Maumere adalah ibu kota Kabupaten Sikka. Berada di pesisir utara yang merupakan kota terbesar di Pulau Flores. Kota ini lebih besar dari Labuan Bajo di ujung barat. Juga lebih besar dari Ruteng dan Ende yang telah saya kunjungi sebelumnya.

Sore sampai malam, saya habiskan waktu dengan berkeliling kota mengendarai sepeda motor. Yang saya sewa dari tempat saya menginap. Menyusuri Jalan Gajah Mada, Jalan El Tari, Jalan Ahmad Yani, dan Jalan Soekarno-Hatta yang menjadi jalan-jalan utama kota ini. 

Maumere memang ramai. Kendaraan lalu lalang. Minibus-minibus dengan trayek Ende atau Larantuka beberapa kali saya lihat melintas. Begitu pula mobil-mobil pribadi berplat hitam. Sepeda motor banyak berseliweran, yang walaupun di jalan raya ibu kota kabupaten, sebagian besar pegendaranya tidak memakai helm.

Makam di Halaman Rumah

Di pinggiran kota, barulah keramaian sedikit berkurang. Jika di kota, pemandangan yang terlihat sebagian besar adalah pertokoan dan perkantoran, di maka di pinggiran yang merupakan perkampungan, kebanyakan hanyalah rumah-rumah warga dengan makam di halaman rumahnya.

Seperti yang sudah saya lihat dan ketahui sebelumnya, masyarakat Flores memang menguburkan anggota keluarganya yang sudah meninggal di halaman rumahnya. Dan di Maumere, saya melihat hal seperti ini lebih banyak.

Makam-makam di halaman rumah ini kebanyakan dibangun dari batu marmer atau keramik. Dilengkapi dengan rumah kecil dan lampu yang menyala di malam hari. Masyarakat Flores percaya bahwa keluarga yang masih hidup akan selalu merasa lebih dekat dengan keluarganya yang sudah dimakamkan.

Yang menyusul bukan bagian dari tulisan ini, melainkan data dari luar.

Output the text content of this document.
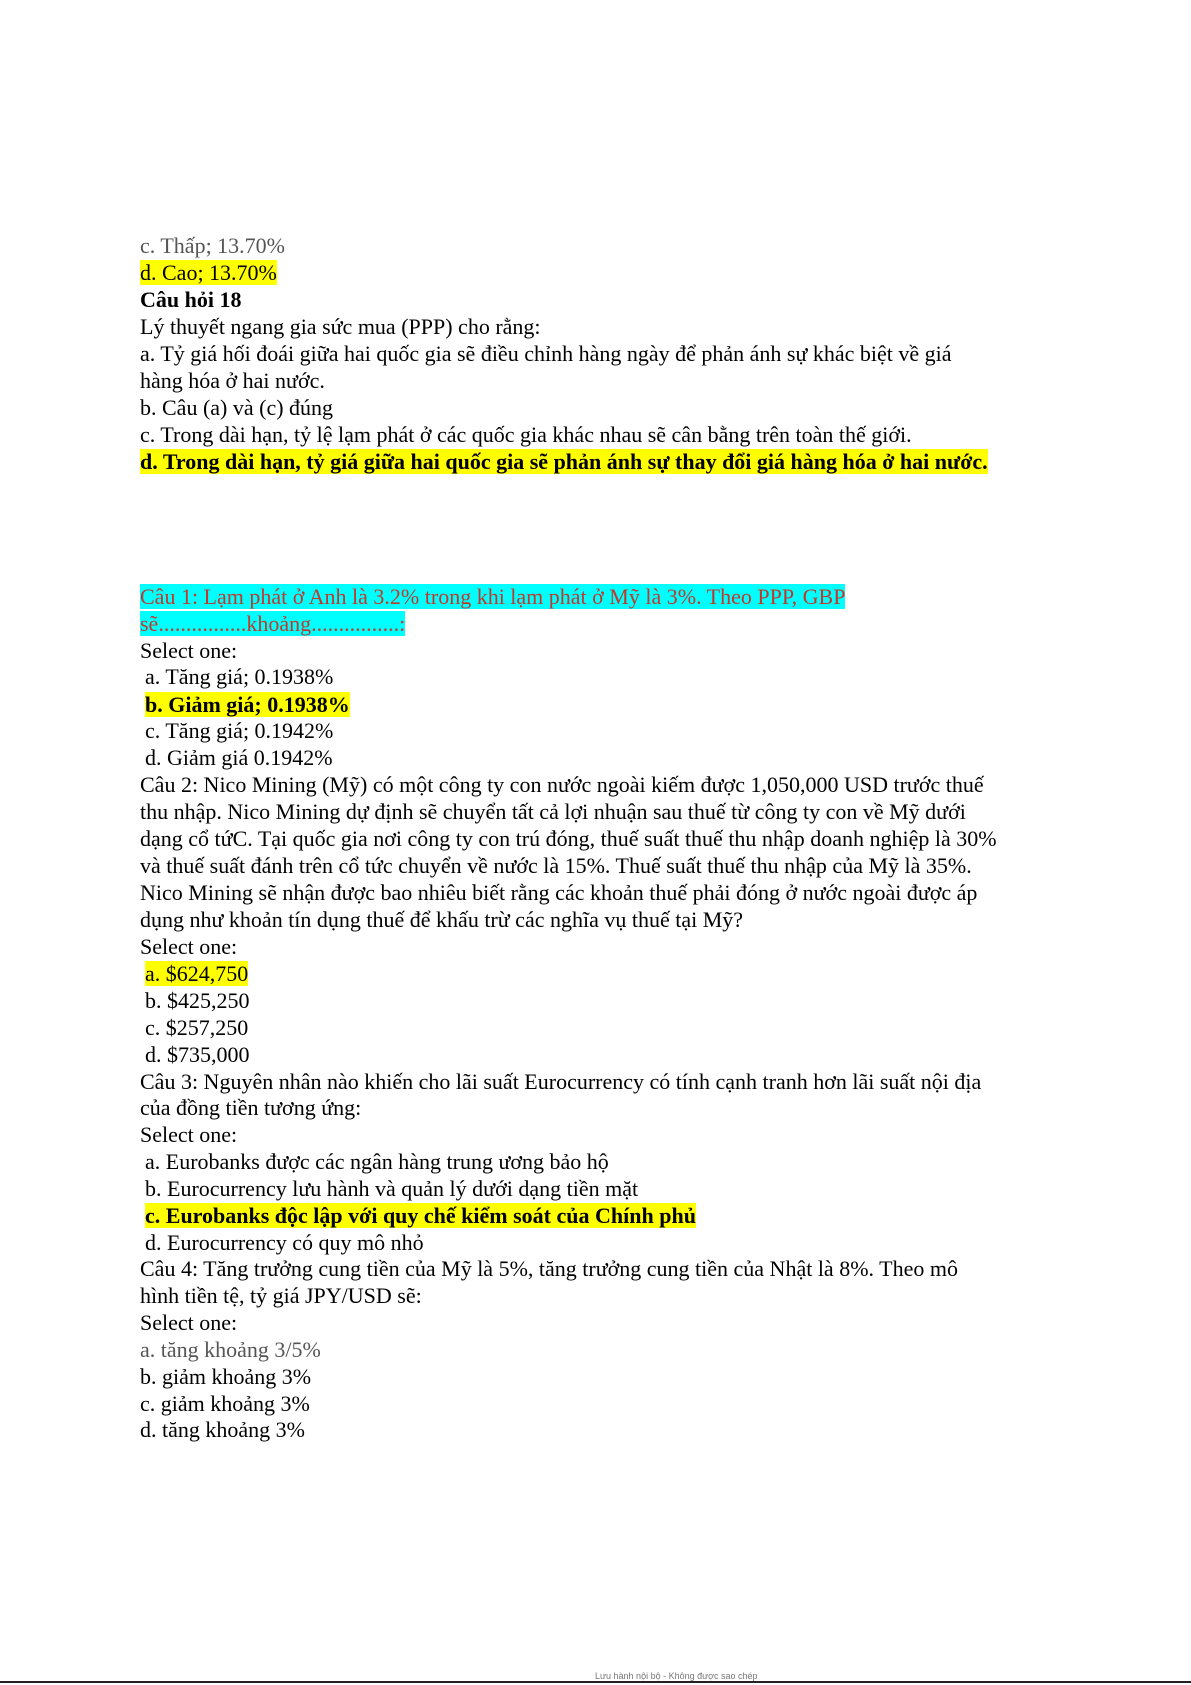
c. Thấp; 13.70%
d. Cao; 13.70%
Câu hỏi 18
Lý thuyết ngang gia sức mua (PPP) cho rằng:
a. Tỷ giá hối đoái giữa hai quốc gia sẽ điều chỉnh hàng ngày để phản ánh sự khác biệt về giá
hàng hóa ở hai nước.
b. Câu (a) và (c) đúng
c. Trong dài hạn, tỷ lệ lạm phát ở các quốc gia khác nhau sẽ cân bằng trên toàn thế giới.
d. Trong dài hạn, tỷ giá giữa hai quốc gia sẽ phản ánh sự thay đổi giá hàng hóa ở hai nước.
Câu 1: Lạm phát ở Anh là 3.2% trong khi lạm phát ở Mỹ là 3%. Theo PPP, GBP
sẽ................khoảng................:
Select one:
a. Tăng giá; 0.1938%
b. Giảm giá; 0.1938%
c. Tăng giá; 0.1942%
d. Giảm giá 0.1942%
Câu 2: Nico Mining (Mỹ) có một công ty con nước ngoài kiếm được 1,050,000 USD trước thuế
thu nhập. Nico Mining dự định sẽ chuyển tất cả lợi nhuận sau thuế từ công ty con về Mỹ dưới
dạng cổ tứC. Tại quốc gia nơi công ty con trú đóng, thuế suất thuế thu nhập doanh nghiệp là 30%
và thuế suất đánh trên cổ tức chuyển về nước là 15%. Thuế suất thuế thu nhập của Mỹ là 35%.
Nico Mining sẽ nhận được bao nhiêu biết rằng các khoản thuế phải đóng ở nước ngoài được áp
dụng như khoản tín dụng thuế để khấu trừ các nghĩa vụ thuế tại Mỹ?
Select one:
a. $624,750
b. $425,250
c. $257,250
d. $735,000
Câu 3: Nguyên nhân nào khiến cho lãi suất Eurocurrency có tính cạnh tranh hơn lãi suất nội địa
của đồng tiền tương ứng:
Select one:
a. Eurobanks được các ngân hàng trung ương bảo hộ
b. Eurocurrency lưu hành và quản lý dưới dạng tiền mặt
c. Eurobanks độc lập với quy chế kiểm soát của Chính phủ
d. Eurocurrency có quy mô nhỏ
Câu 4: Tăng trưởng cung tiền của Mỹ là 5%, tăng trưởng cung tiền của Nhật là 8%. Theo mô
hình tiền tệ, tỷ giá JPY/USD sẽ:
Select one:
a. tăng khoảng 3/5%
b. giảm khoảng 3%
c. giảm khoảng 3%
d. tăng khoảng 3%
Lưu hành nội bộ - Không được sao chép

Jalan-jalan sendirian di pinggiran kota di hari yang telah malam, dengan pemandangan makam di halaman-halaman rumah warga, cukup menyeramkan juga. Tapi tak mengapa. Karena malam belumlah terlalu malam. Masih banyak yang duduk-duduk di teras rumah. Masih banyak warung yang buka. Juga masih cukup banyak kendaraan yang melintas.

Maumere, Kota Pelabuhan

Di pagi hari. Ketika saya sarapan, saya bertemu seseorang dari Bali. Namanya Dede, dari Denpasar. Umurnya sebaya dengan saya. Ia yang menyapa duluan karena melihat gelang tridatu yang saya kenakan. Gelang tridatu adalah gelang dari benang yang berwarna merah, putih, dan hitam. Yang biasa dipakai orang Bali sebagai bagian dari sistem kepercayaan.

Dede sudah seminggu berada di Maumere. Ia yang bekerja di sebuah perusahaan logistik di Denpasar, sedang ditugaskan di kota ini. Untuk mengurus logistik kapal pesiar Emil Qatar yang akan berkunjung ke Maumere.

Katanya, Emil Qatar atau putra dari Raja Qatar akan berwisata di sekitar Flores bagian timur dan sekitarnya. Berkeliling dengan kapal pesiar. Rombongan dari Qatar itu akan datang dengan dua pesawat jet pribadi. Serta satu kapal pesiar yang akan lebih dulu merapat di pelabuhan. Dan perjalanan wisata itu, akan dimulai dari Maumere. 

Kapal pesiar harusnya telah datang, tapi terlambat. Dede bersama timnya lah yang bertugas untuk mengurusi kebutuhan logistik kapal tersebut di Maumere. Air, bahan makanan, bahan bakar, dan keperluan-keperluan kapal lainnya. Karena kapal belum datang, ia hanya bisa menunggu. Sampai akhirnya bertemu dengan saya dan menceritakan kisahnya.

Sebagai kota terbesar di Flores yang terletak di pesisir, pelabuhan terbesar Flores pun juga terletak di kota ini. Sehingga tak salah wisatawan sekelas putra raja dari Timur Tengah memilih Maumere untuk merapatkan kapalnya.

Memiliki pelabuhan besar, menyebabkan Maumere dicanangkan menjadi salah satu titik tol laut dalam program Nawa Cita Presiden Joko Widodo. Pengangkutan barang dan ternak dari dan keluar Pulau Flores dilakukan di Pelabuhan Maumere.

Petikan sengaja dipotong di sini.